Every tenant's chain begins with qaudit.tenant.created, a platform event emitted when the tenant is provisioned. It is the anchor of the entire chain — no business event can be stored before this event exists. Its payload includes the initial signing public key, making the chain self-contained: a verifier walking the full chain can locate the right key without consulting an external registry.

Tenant lifecycle

Changes to a tenant's lifecycle — suspension, reactivation, migration — are recorded as platform events on the tenant's chain. The lifecycle history of a tenant is therefore tamper-evident and independently verifiable using the same chain-walk procedure as any other audit verification.

Key rotation

When the signing key associated with an organisation is rotated, the rotation is recorded as a qaudit.tenant.signing-key.rotated event on the chain. The event records which key was replaced and which key replaced it.

This makes the chain self-describing: a verifier walking the chain can read the rotation event to determine which key should be used to verify each range of events — no external registry needs to be consulted.

See Signing and integrity for the full key management model.

Access audit trail

Every access to the event store — by a user, an API client, or a support agent — is recorded as a qaudit.* event on the relevant tenant's chain.
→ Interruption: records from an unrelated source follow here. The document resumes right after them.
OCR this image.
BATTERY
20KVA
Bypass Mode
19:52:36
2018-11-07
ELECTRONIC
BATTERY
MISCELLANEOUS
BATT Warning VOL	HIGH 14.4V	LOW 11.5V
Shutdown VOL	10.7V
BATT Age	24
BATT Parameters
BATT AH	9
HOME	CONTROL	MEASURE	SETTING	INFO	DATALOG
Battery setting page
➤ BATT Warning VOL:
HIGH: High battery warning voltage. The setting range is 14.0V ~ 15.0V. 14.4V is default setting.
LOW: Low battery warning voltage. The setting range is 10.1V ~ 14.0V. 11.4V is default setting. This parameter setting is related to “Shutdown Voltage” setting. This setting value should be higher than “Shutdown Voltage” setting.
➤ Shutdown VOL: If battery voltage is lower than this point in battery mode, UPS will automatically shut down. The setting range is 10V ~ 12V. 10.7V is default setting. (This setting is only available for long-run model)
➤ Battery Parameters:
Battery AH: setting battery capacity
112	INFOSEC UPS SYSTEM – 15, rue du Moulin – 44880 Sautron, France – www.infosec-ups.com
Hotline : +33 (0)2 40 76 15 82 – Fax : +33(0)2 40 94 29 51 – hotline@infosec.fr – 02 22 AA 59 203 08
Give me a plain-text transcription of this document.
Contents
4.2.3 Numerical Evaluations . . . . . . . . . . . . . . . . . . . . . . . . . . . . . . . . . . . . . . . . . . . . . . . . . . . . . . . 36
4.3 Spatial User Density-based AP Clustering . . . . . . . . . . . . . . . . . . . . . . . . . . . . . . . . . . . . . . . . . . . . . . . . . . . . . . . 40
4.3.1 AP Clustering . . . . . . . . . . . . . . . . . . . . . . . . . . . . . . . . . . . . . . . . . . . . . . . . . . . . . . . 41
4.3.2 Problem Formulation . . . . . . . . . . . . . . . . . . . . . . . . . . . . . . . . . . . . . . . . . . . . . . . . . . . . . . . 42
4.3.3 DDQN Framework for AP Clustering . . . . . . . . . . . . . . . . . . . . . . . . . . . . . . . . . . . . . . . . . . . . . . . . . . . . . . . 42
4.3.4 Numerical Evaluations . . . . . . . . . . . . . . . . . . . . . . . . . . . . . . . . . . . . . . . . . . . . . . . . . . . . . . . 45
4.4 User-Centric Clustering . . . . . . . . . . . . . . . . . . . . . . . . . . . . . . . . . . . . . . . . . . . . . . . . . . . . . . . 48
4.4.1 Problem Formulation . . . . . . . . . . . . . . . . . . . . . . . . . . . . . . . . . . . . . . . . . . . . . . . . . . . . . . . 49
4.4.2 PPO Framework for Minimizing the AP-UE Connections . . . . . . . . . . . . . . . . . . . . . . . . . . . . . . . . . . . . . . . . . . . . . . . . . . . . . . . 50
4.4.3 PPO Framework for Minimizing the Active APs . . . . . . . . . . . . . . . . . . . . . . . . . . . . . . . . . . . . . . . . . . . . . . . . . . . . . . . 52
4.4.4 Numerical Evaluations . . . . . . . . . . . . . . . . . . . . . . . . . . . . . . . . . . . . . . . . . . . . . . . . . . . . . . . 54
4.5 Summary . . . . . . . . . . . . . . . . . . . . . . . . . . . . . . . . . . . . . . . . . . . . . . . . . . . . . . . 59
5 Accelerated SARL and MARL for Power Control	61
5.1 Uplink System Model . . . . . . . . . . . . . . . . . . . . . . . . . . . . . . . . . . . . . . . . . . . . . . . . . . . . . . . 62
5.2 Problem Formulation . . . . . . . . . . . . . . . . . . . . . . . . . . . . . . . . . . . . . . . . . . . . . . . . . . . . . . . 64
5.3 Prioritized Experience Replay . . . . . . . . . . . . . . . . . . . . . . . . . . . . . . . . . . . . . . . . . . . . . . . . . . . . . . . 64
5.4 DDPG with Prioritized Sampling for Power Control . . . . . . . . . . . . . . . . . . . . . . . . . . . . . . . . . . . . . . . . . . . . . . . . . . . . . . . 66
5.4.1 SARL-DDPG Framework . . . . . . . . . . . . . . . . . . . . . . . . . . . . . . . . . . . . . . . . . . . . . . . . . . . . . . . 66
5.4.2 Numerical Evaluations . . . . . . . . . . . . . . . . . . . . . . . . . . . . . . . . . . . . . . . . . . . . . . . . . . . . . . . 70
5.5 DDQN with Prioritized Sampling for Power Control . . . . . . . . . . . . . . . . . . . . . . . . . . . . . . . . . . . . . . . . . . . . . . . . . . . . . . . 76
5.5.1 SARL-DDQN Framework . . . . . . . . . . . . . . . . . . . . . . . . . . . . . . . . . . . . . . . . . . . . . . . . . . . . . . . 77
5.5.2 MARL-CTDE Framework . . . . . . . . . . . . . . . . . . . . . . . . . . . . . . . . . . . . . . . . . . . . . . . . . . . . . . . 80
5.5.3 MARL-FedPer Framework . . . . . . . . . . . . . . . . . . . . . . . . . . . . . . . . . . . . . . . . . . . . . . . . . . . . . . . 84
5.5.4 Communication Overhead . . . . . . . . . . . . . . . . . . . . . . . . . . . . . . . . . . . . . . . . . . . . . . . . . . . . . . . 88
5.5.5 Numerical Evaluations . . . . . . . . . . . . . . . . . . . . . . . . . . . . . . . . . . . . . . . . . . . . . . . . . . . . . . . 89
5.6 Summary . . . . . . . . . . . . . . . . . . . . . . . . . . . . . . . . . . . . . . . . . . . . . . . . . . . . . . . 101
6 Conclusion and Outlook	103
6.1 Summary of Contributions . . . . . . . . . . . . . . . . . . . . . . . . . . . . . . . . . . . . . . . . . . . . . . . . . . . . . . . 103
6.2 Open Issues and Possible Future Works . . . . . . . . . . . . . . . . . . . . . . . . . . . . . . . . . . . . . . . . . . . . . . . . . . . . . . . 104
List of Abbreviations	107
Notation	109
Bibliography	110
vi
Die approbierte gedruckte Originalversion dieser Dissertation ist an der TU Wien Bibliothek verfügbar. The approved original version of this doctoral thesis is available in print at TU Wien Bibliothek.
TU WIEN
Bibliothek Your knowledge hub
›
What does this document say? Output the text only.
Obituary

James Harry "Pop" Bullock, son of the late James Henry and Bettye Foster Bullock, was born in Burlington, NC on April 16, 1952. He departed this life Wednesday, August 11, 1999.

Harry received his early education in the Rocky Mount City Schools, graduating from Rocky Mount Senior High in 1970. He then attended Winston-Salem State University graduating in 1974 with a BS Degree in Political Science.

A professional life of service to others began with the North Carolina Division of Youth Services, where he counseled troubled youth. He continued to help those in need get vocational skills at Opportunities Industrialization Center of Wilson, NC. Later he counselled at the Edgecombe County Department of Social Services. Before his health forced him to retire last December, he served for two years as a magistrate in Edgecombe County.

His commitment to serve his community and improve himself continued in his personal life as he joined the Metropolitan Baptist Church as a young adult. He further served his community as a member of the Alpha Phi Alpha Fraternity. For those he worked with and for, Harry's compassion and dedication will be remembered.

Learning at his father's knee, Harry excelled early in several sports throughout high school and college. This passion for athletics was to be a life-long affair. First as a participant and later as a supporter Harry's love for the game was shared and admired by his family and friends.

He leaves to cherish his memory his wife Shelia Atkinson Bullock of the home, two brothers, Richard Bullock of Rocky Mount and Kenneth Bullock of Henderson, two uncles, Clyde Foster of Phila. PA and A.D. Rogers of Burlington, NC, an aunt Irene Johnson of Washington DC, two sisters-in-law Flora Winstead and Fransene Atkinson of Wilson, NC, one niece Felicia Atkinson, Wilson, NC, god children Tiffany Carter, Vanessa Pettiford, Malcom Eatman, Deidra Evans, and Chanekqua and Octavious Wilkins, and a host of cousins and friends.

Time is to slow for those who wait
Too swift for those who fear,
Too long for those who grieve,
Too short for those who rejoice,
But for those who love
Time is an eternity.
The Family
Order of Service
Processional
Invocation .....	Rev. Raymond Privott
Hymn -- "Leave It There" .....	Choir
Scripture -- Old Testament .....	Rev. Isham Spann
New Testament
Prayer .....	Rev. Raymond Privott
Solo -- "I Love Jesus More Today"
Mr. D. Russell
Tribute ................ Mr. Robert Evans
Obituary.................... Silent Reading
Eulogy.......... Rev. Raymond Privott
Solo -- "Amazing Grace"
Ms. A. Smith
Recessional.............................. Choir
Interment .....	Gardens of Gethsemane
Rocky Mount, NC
This includes support sessions being opened, evidence packs downloaded, and report subscriptions created.

These access events carry the same integrity guarantees as business events: the access log is part of the chain and cannot be silently altered. QAudit's own activity is subject to the same tamper-evident record as the data it holds.

Support-session access requires explicit consent and generates a qaudit.session.opened event visible in the event explorer. See Data sovereignty for the contractual implications.